In the spirit of world destruction and re-creation of the cosmos, we are throwing caution to the wind and taking a leap of faith into — current events. What better way to introduce students to studying religion than the lively, messy, contradictory, scandalous, enlightening, unpredictable, contemporary world we all live in?
We hope that the following brief course description will draw the students in, and maybe a few will even take other religion courses or, G-d help us, become majors.
Religion 100
You can’t understand the world today without reference to religion. Every day religion is in the news. There are religious “extremists” and “fundamentalists,” religious arguments about sex, death, civil rights and human rights. There are arguments about religious symbols such as the Ten Commandments and cartoons of Mohammed. Religion is infused in political rhetoric. Presidents are sworn in with a hand on a Bible.
Why study religion? Does this pursuit have any practical value, relevancy to your career goals or monetary payoff, or is it, in every sense of these words, “a complete waste of time”?

If you pay closer attention to the pervasive role of religion in our world today, you can’t help but be persuaded that the study of religion may be the most important course you take during your college education.
The more challenging question than “Why study religion?” is the “what” question. Just what is religion? Can it even be defined, or is it something like what Supreme Court Justice Potter Stewart wrote in 1964 about obscenity: “I know it when I see it”? (As you can imagine, a favorite quote in the field of religious studies.)

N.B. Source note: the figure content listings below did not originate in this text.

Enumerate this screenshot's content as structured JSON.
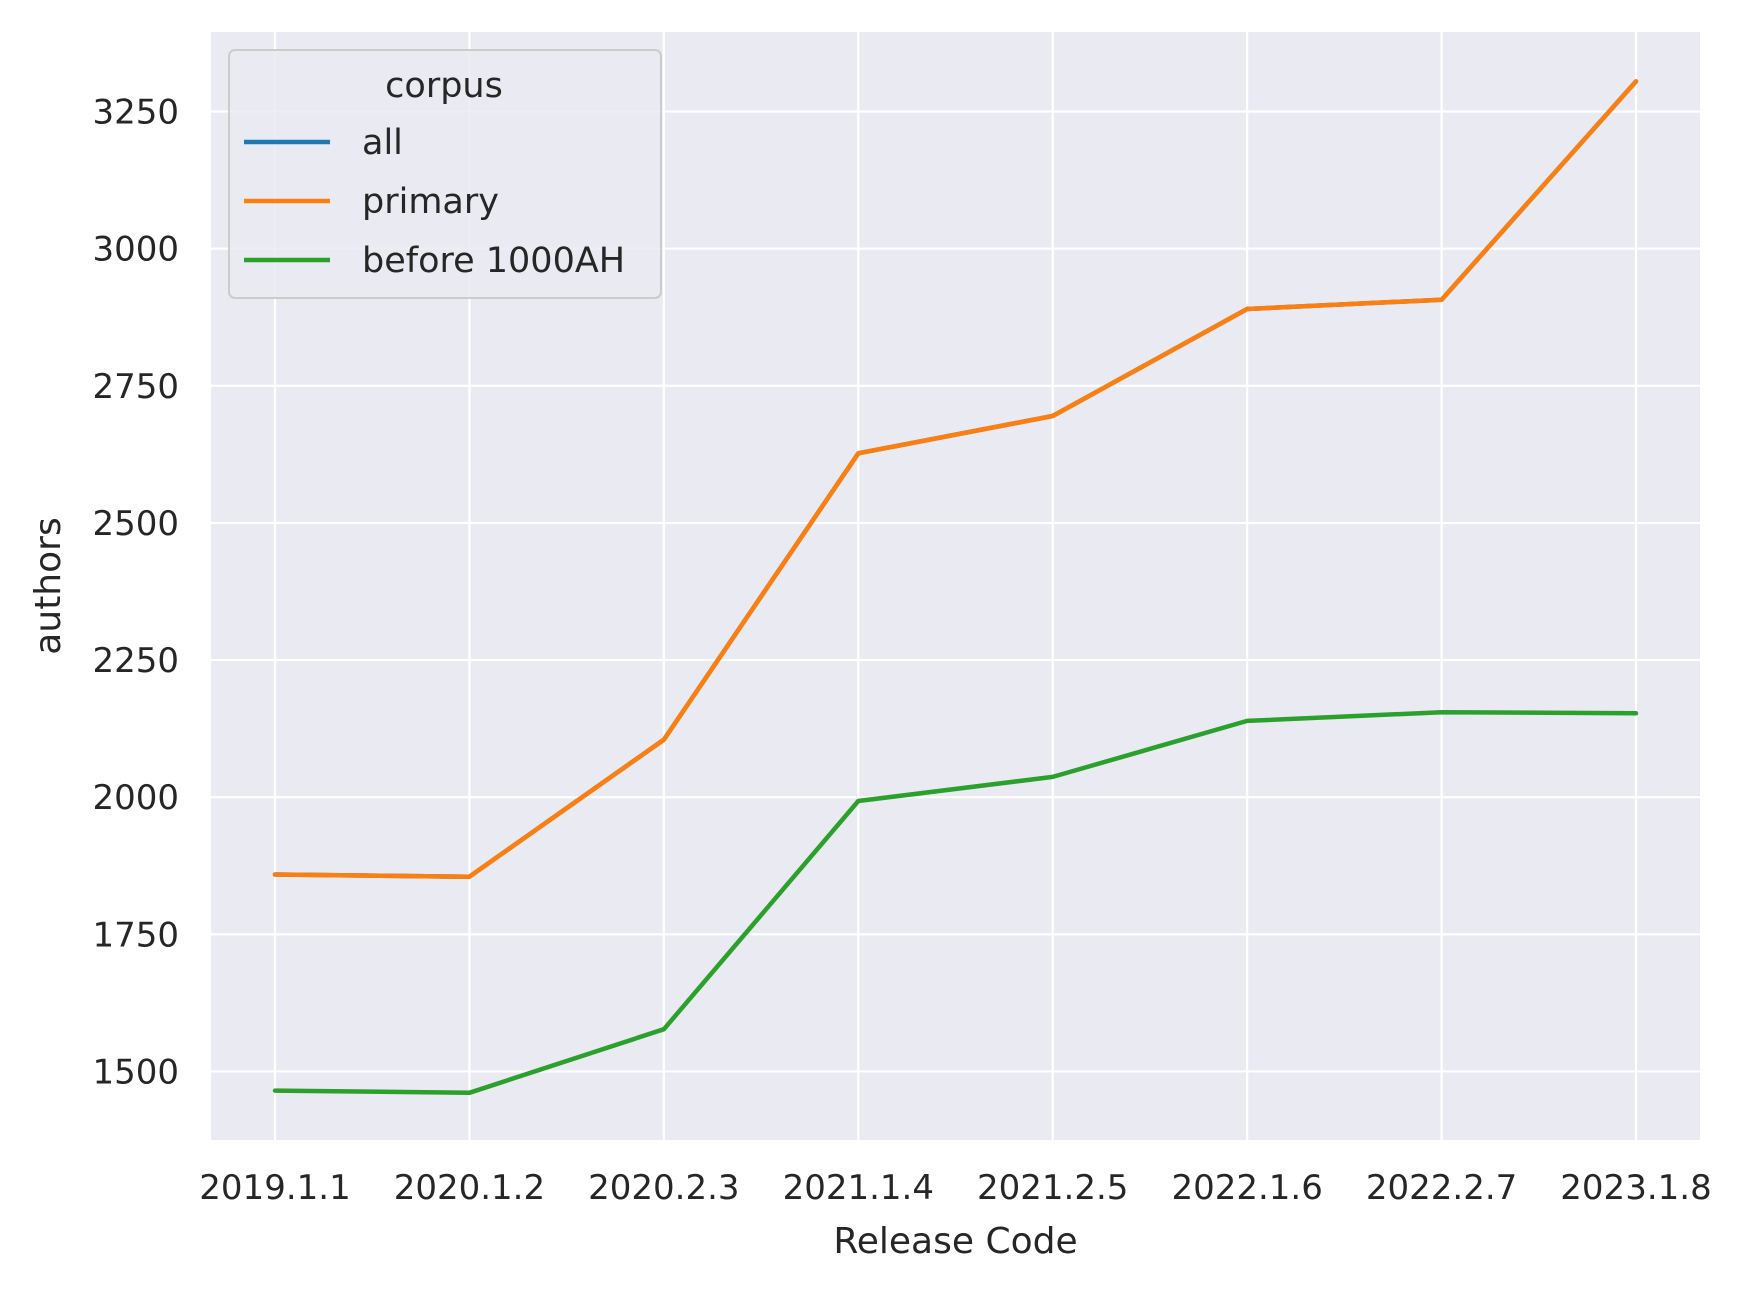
{
  "chart_data": {
    "type": "line",
    "xlabel": "Release Code",
    "ylabel": "authors",
    "categories": [
      "2019.1.1",
      "2020.1.2",
      "2020.2.3",
      "2021.1.4",
      "2021.2.5",
      "2022.1.6",
      "2022.2.7",
      "2023.1.8"
    ],
    "ylim": [
      1375,
      3395
    ],
    "yticks": [
      1500,
      1750,
      2000,
      2250,
      2500,
      2750,
      3000,
      3250
    ],
    "grid": true,
    "legend": {
      "title": "corpus",
      "placement": "top-left"
    },
    "series": [
      {
        "name": "all",
        "color": "#1f77b4",
        "values": [
          1859,
          1855,
          2105,
          2627,
          2695,
          2890,
          2907,
          3305
        ]
      },
      {
        "name": "primary",
        "color": "#ff7f0e",
        "values": [
          1859,
          1855,
          2105,
          2627,
          2695,
          2890,
          2907,
          3305
        ]
      },
      {
        "name": "before 1000AH",
        "color": "#2ca02c",
        "values": [
          1465,
          1461,
          1577,
          1993,
          2037,
          2139,
          2155,
          2153
        ]
      }
    ],
    "colors": {
      "plot_background": "#eaeaf2",
      "gridline": "#ffffff",
      "text": "#262626"
    }
  }
}
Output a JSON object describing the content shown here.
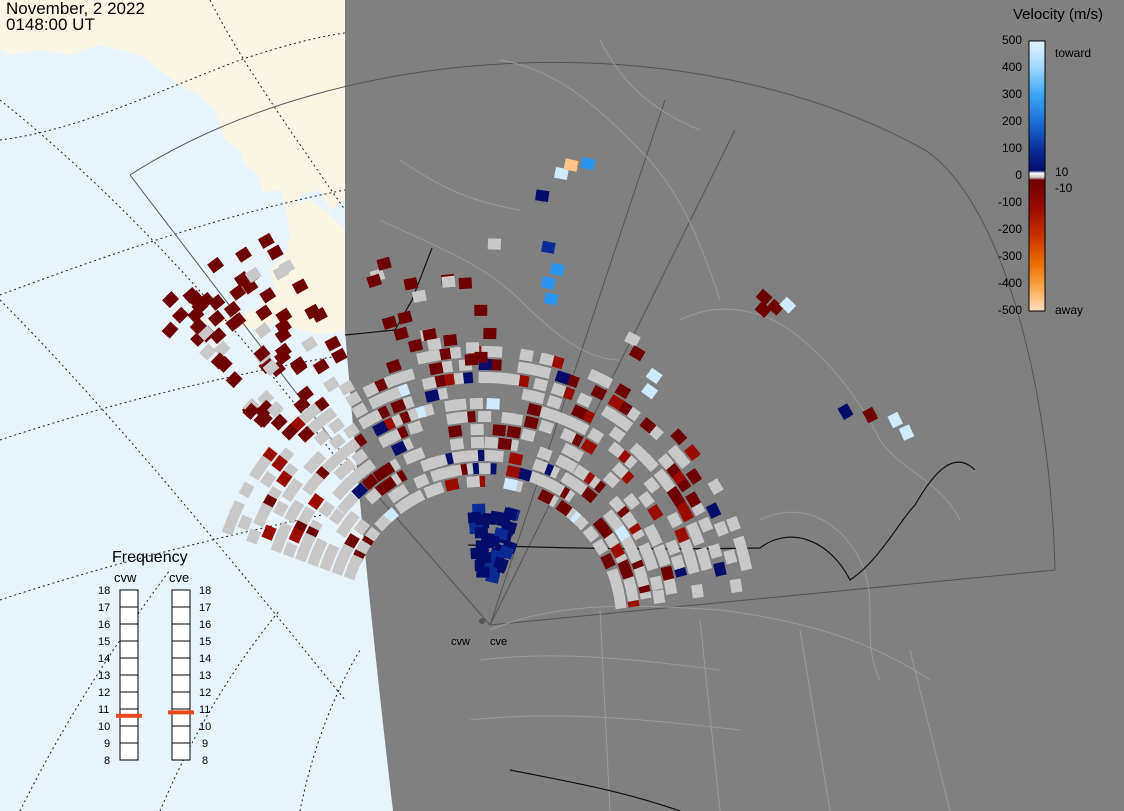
{
  "header": {
    "date": "November, 2 2022",
    "time": "0148:00 UT"
  },
  "velocity_legend": {
    "title": "Velocity (m/s)",
    "ticks": [
      "500",
      "400",
      "300",
      "200",
      "100",
      "0",
      "-100",
      "-200",
      "-300",
      "-400",
      "-500"
    ],
    "toward_label": "toward",
    "away_label": "away",
    "small_pos": "10",
    "small_neg": "-10",
    "colors_toward": [
      "#cfe9ff",
      "#7cc6ff",
      "#2a95f0",
      "#1a5fcf",
      "#0a2a96",
      "#050d6b"
    ],
    "colors_away": [
      "#6e0000",
      "#9a0c00",
      "#c02c00",
      "#e05400",
      "#f48a20",
      "#ffc48a",
      "#ffe6cc"
    ],
    "zero_color": "#c8c8c8"
  },
  "frequency": {
    "title": "Frequency",
    "left_radar": "cvw",
    "right_radar": "cve",
    "ticks": [
      "18",
      "17",
      "16",
      "15",
      "14",
      "13",
      "12",
      "11",
      "10",
      "9",
      "8"
    ],
    "cvw_mhz": 10.6,
    "cve_mhz": 10.8,
    "marker_color": "#e8481c"
  },
  "radars": {
    "west_label": "cvw",
    "east_label": "cve"
  },
  "map_colors": {
    "ocean": "#e8f4fc",
    "land_outside": "#fbf6e4",
    "night": "#808080",
    "borders": "#9a9a9a",
    "fov": "#555555",
    "ground_scatter": "#c8c8c8"
  }
}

In addition to heightening your awareness of the centrality of religion in the world today, this course aims to open your mind to “religion” in less traditional senses, to include examination of phenomena that are not usually considered religious but that might well be seen through the lens of religion, such as natural disasters, sporting events, Dragoncon, celebrity and rock concerts.

In other words, we think that to see religion more clearly in our world, it is best to start by confusing the boundaries of what counts as religion, blurring the lines between the sacred and the profane.
The class is a thematic introduction to the field of religious studies, but the themes we will focus on will be determined by current events over the course of the fall semester: globally, nationally, locally and on campus. These events will include the national election (with its religious references, apocalyptic possibilities, rituals and myths, etc.).

Sadly, we can expect to focus on some kind of terrorist event or natural disaster, and we will examine how grief is processed through religious rituals in public. We will examine the Tibetan shrine on display in the Carlos Museum — to understand the shrine itself better, but also to think about the display of religions in museums and the media.

The annual round of holidays on the calendar — Labor Day, Presidents Day and of course Halloween — will also provide us with data to discuss and analyze. As already noted, other topics will emerge and keep us on our analytical toes.

What is perhaps most critical to the success of this course, and a fundamental requirement to participate in this class, is a simple word: respect. “R. E. S. P. E. C. T.” as Aretha Franklin sang in the song we hope some of you have heard. Respecting diversity, respecting the speech of others, respecting the dignity of all students (and even faculty), and respecting the pursuit of knowledge as not simply a matter of opinions, but as practice that is based on research, reflection and respectful conversation.

This isn’t about political correctness, but intelligence and sensitivity. Having a civil discussion in the classroom about a volatile subject — perhaps the most volatile subject — is challenging and, for us, exhilarating and will give you skills to live with what is an unavoidable fact of the world we live in: religious differences.